Advanced autonomous systems rely on multi-sensor fusion for safer and more robust perception. To enable effective fusion, calibrating directly from natural driving scenes (i.e., target-free) with high accuracy is crucial for precise multi-sensor alignment. Existing learning-based calibration methods are typically designed for only a single pair of sensor modalities (i.e., a bi-modal setup). Unlike these methods, we propose LiREC-Net, a target-free, learning-based calibration network that jointly calibrates multiple sensor modality pairs, including LiDAR, RGB, and event data, within a unified framework. To reduce redundant computation and improve efficiency, we introduce a shared LiDAR representation that leverages features from both its 3D nature and projected depth map, ensuring better consistency across modalities. Trained and evaluated on established datasets, such as KITTI and DSEC, our LiREC-Net achieves competitive performance to bi-modal models and sets a new strong baseline for the tri-modal use case.

Figures (8)

• Figure 1: Our LiREC-Net takes miscalibrated tri-modal inputs and learns to produce spatially aligned outputs. The top row shows the raw miscalibrated overlays, while the bottom row illustrates the calibrated LiDAR projected onto both RGB and event frames.
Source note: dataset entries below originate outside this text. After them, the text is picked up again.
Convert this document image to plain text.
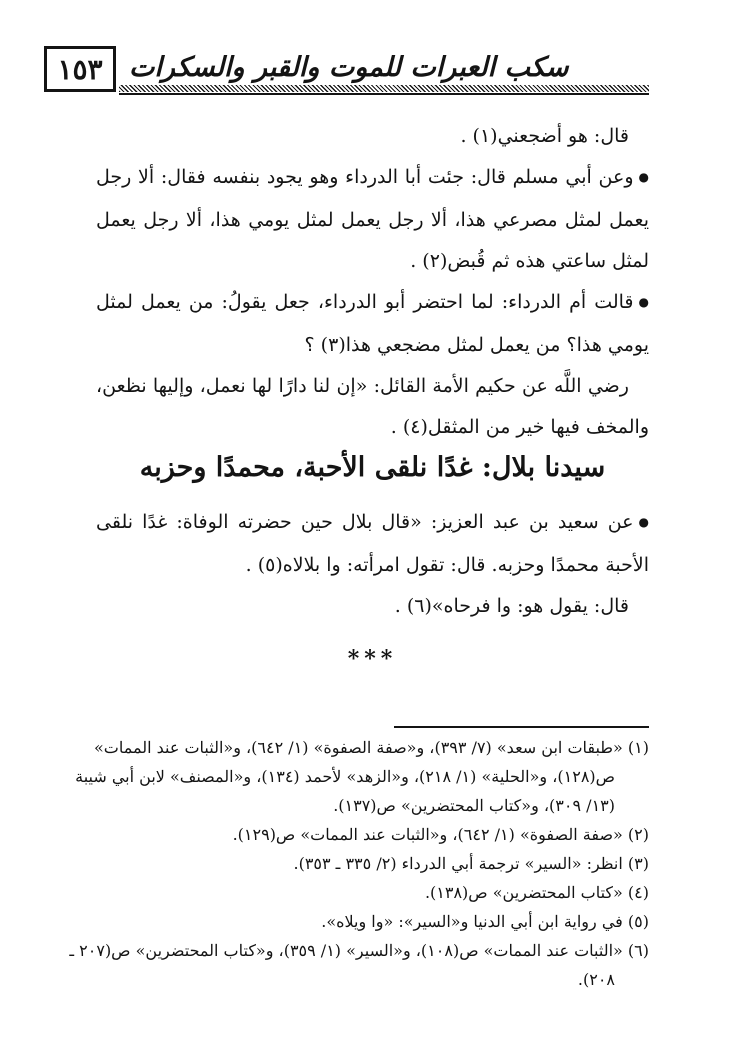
سكب العبرات للموت والقبر والسكرات
١٥٣

قال: هو أضجعني(١) .

●وعن أبي مسلم قال: جئت أبا الدرداء وهو يجود بنفسه فقال: ألا رجل يعمل لمثل مصرعي هذا، ألا رجل يعمل لمثل يومي هذا، ألا رجل يعمل لمثل ساعتي هذه ثم قُبض(٢) .

●قالت أم الدرداء: لما احتضر أبو الدرداء، جعل يقولُ: من يعمل لمثل يومي هذا؟ من يعمل لمثل مضجعي هذا(٣) ؟

رضي اللَّه عن حكيم الأمة القائل: «إن لنا دارًا لها نعمل، وإليها نظعن، والمخف فيها خير من المثقل(٤) .

سيدنا بلال: غدًا نلقى الأحبة، محمدًا وحزبه

●عن سعيد بن عبد العزيز: «قال بلال حين حضرته الوفاة: غدًا نلقى الأحبة محمدًا وحزبه. قال: تقول امرأته: وا بلالاه(٥) .

قال: يقول هو: وا فرحاه»(٦) .

***

(١) «طبقات ابن سعد» (٧/ ٣٩٣)، و«صفة الصفوة» (١/ ٦٤٢)، و«الثبات عند الممات»

ص(١٢٨)، و«الحلية» (١/ ٢١٨)، و«الزهد» لأحمد (١٣٤)، و«المصنف» لابن أبي شيبة

(١٣/ ٣٠٩)، و«كتاب المحتضرين» ص(١٣٧).

(٢) «صفة الصفوة» (١/ ٦٤٢)، و«الثبات عند الممات» ص(١٢٩).

(٣) انظر: «السير» ترجمة أبي الدرداء (٢/ ٣٣٥ ـ ٣٥٣).

(٤) «كتاب المحتضرين» ص(١٣٨).

(٥) في رواية ابن أبي الدنيا و«السير»: «وا ويلاه».

(٦) «الثبات عند الممات» ص(١٠٨)، و«السير» (١/ ٣٥٩)، و«كتاب المحتضرين» ص(٢٠٧ ـ

٢٠٨).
• Figure 2: Overview of LiREC-Net. A miscalibrated LiDAR point cloud $P$ is processed by two LiDAR encoders (point- and depth-based). Point features are projected to the image plane using known intrinsics $\mathbf{K}_{\mathrm{RGB}}$ and $\mathbf{K}_{\mathrm{Ev}}$, and then fused with depth features to form a unified LiDAR embedding. In parallel, the RGB image $I$ and event representation $E$ are encoded by their respective encoders. The unified LiDAR embedding is combined with the corresponding RGB/event features to build two pair-wise cost volumes, which are refined by context modules and passed to prediction heads that output the LiDAR-RGB and LiDAR-Event extrinsics $\hat{\mathbf T}^{\mathrm{Li}-\mathrm{RGB}}$ and $\hat{\mathbf T}^{\mathrm{Li}-\mathrm{Ev}}$.
• Figure 3: Qualitative results on KITTI kitti for both LiDAR-RGB and LiDAR-Event pairs.
• Figure 4: Qualitative results on DSEC DSEC for both LiDAR-RGB and LiDAR-Event pairs.
• Figure 5: Per-stage visualization for LiDAR-RGB calibration on KITTI. The exact translation and rotation error is provided for the perturbed input and each stage. For miscalibrated input, there are no LiDAR points inside the RGB image boundary because of the large perturbation.